Lafta kazanırlar, o ayrı. Muharrem bile kazanıyormuş.
İktidar başından yanlış yaptı.
Niçin bu işi "iki dönemle" sınırladı?
Eski Türkiye'nin sakatlıklarına sahip çıkmak gerekli miydi?
Bazı kişiler, "O arada nasıl olsa Tayyip Erdoğan'ın
yerine yeni bir lider çıkar" diyorlardı, çıkmadı.
Laf aramızda, bu iktidarın kesintisiz yirmi yıl süreceğine
kendileri de pek inanmıyorlardı...
Ama oldu işte ve de tarihe geçti.
Bir başkan niçin iki dönemle sınırlanıyor?
Bakınız Kılıçdaroğlu genel başkanlıktan düşürülme korkusuyla
kurultay bile yapmıyor! Ne kadar demokratik!..

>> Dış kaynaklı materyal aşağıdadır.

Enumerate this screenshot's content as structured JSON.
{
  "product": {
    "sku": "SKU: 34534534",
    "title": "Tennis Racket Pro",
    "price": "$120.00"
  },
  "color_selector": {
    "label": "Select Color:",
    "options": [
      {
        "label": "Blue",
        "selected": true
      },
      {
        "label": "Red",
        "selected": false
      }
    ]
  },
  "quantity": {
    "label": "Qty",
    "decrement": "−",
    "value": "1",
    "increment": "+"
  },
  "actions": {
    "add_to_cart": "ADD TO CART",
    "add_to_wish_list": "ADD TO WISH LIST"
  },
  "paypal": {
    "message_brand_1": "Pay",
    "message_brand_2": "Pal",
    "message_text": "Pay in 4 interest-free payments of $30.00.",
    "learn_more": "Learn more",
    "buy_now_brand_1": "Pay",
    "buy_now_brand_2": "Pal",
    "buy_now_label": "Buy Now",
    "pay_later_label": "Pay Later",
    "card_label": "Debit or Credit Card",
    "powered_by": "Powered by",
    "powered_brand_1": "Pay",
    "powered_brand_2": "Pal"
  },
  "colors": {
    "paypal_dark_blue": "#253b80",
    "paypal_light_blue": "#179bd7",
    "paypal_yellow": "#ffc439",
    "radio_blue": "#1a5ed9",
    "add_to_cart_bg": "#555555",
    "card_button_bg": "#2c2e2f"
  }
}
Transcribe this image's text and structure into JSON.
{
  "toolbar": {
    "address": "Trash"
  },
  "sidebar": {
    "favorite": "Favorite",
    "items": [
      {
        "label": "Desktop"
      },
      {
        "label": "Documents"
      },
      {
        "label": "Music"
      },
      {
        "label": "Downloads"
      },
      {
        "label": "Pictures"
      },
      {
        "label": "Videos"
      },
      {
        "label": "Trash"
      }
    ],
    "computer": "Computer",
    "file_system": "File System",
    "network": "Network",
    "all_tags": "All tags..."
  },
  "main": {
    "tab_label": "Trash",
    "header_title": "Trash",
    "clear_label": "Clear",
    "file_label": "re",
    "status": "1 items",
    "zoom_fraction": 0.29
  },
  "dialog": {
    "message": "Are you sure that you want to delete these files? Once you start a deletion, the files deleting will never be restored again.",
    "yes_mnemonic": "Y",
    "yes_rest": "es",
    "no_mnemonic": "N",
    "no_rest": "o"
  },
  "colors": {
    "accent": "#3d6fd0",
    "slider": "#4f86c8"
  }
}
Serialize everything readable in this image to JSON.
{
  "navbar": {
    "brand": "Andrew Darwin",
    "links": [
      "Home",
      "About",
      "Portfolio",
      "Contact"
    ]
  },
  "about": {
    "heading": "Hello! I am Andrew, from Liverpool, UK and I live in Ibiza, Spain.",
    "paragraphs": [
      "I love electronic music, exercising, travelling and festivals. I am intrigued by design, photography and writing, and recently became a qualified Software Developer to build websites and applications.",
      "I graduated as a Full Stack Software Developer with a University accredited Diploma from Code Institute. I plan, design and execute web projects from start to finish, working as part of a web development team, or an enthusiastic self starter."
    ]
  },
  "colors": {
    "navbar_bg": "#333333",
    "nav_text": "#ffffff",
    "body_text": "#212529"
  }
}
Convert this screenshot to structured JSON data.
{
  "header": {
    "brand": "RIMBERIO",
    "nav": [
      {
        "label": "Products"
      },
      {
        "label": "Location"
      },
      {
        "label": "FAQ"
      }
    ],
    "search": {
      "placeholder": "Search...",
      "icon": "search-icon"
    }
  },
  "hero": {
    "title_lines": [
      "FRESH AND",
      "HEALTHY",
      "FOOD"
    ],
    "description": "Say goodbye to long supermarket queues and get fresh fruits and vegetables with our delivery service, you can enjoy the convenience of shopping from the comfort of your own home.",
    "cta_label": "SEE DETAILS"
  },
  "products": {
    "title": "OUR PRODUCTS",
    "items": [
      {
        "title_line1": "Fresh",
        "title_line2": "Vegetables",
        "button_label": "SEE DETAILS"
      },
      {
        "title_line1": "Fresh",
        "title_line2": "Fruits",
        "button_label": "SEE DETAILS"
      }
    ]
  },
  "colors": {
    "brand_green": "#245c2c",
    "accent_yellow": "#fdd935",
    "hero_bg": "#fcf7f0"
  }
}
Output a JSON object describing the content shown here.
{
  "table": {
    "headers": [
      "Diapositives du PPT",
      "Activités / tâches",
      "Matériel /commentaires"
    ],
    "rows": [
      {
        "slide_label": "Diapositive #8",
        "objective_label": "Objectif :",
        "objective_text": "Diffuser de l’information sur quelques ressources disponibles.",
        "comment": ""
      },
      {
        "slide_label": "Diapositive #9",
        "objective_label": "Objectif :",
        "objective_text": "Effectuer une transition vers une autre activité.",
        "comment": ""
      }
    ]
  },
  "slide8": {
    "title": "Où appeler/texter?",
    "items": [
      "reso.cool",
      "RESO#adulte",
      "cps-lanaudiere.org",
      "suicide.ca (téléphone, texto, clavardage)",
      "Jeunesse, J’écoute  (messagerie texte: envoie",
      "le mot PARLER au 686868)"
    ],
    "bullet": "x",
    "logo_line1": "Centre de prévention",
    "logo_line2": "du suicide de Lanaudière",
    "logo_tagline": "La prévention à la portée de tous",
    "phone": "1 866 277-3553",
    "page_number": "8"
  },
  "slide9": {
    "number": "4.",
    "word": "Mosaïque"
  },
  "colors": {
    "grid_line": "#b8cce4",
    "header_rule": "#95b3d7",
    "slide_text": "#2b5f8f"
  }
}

Burada çatır çatır kazanan, seçimden asla kaçmayan, kendine çok
güvenen birisi var.
Ama çok çok da başarılı olsa, on yıldan fazla başta tutulmuyor.
Neden? Ne zararı var?
Amerika'da Roosevelt dört kere üst üste kazanınca büyük lider
sayılıyor ama...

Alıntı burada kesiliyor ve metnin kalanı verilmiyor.